Microsoft が Windows95を発売しました。社員ひとりひとりにノートパソコンが支給されました。
パソコンはネットワークでつながりました。
わたしが、はじめて仕事で電子メール(MS Mail 3.5)を使ったのも、1995年です。
翌年には MS Exchange Server を全社に導入するプロジェクトのリーダーになりました。社員にグループウエアの活用を浸透させました。
グループウエアには、電子掲示板と電子会議室という部屋をつくりました。そこに各部門が共有したい情報を格納したり、問い合わせを可能にする仕組みを設けました。
1998年にはインターネットプロトコル(TCP/IP)が普及します。イントラネット、エクストラネットとして、ブラウザ経由で社内情報を共有する取り組みをはじめました。
2000年代になると、外に出る機会の多い営業を中心に会社は、携帯電話を支給しました。
2010年代になると、携帯はスマホにとって代わります。スマホにビジネスチャットをインストールして、電車で移動している間も気軽に情報交換をすることが出来るようになりました。

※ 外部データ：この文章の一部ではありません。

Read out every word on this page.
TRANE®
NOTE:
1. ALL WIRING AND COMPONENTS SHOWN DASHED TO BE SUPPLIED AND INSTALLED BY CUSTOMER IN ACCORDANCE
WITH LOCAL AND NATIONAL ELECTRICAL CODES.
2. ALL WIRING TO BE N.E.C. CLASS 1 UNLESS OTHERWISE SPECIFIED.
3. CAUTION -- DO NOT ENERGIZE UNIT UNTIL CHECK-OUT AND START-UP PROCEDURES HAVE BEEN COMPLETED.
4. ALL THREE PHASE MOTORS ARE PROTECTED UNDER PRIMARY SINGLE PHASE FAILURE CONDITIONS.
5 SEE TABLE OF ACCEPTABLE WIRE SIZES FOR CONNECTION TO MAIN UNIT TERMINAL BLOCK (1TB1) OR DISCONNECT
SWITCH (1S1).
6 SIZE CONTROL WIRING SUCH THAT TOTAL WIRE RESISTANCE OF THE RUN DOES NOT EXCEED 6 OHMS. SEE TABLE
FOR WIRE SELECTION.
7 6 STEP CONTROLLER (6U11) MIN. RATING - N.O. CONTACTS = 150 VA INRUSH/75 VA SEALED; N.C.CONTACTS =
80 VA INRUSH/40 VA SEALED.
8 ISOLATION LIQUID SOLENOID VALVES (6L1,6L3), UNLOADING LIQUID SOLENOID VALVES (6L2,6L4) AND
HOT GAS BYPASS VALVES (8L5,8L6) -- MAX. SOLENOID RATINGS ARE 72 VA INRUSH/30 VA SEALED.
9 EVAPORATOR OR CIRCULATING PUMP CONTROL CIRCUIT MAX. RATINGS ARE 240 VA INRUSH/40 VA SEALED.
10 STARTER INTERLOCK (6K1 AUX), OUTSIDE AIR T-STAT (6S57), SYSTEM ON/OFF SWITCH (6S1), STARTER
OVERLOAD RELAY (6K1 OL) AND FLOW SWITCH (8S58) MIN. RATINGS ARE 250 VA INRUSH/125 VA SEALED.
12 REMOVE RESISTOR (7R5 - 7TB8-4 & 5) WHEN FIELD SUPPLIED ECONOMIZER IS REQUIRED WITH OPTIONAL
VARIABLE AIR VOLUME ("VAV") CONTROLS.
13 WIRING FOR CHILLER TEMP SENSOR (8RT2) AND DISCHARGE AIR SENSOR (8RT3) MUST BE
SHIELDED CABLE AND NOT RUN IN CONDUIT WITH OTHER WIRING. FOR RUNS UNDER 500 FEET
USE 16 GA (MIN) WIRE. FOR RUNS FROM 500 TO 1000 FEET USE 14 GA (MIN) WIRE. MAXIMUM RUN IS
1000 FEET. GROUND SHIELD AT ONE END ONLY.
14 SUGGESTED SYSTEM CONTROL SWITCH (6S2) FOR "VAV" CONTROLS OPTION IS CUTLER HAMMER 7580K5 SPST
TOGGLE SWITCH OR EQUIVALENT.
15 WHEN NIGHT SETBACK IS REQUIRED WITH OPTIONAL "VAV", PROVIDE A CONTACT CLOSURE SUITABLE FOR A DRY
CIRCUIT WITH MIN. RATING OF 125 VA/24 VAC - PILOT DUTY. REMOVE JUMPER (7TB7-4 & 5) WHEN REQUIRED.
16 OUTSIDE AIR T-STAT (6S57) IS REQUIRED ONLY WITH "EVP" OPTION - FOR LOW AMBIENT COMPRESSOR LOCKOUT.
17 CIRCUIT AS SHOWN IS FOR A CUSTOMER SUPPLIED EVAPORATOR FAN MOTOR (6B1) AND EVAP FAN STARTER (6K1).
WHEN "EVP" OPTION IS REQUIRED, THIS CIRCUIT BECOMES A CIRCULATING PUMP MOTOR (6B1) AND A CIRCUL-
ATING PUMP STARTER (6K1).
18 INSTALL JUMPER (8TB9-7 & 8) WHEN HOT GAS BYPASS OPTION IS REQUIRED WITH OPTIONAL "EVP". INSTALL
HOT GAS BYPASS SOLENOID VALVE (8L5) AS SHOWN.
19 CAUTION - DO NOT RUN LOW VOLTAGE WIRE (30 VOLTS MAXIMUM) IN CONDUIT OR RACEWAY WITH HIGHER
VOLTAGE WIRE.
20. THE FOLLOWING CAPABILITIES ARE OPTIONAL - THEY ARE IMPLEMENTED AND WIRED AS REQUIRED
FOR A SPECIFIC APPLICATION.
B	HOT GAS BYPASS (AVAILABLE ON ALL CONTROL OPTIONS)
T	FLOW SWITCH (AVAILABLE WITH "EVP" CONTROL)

そして、2020年に予期せぬコロナ禍です。一気にテレワークとウェブ会議が浸透しました。
ビジネスコミニュケーションは、びっくりするほど手軽になりました。
コミニュケーションが手軽になればなるほど、情報の希少性はなくなります。
1990年代に比べて、いまは情報の価値が低下している気がします。
社外の飲み会で、自分が会社の話をあまりしなくなったのは、情報セキュリティ教育の影響ではないかもしれません。
わたし自身が、価値の低い情報を語ることに関心を失っている可能性もあります。
だとすれば、ちょっと残念な気持ちになります。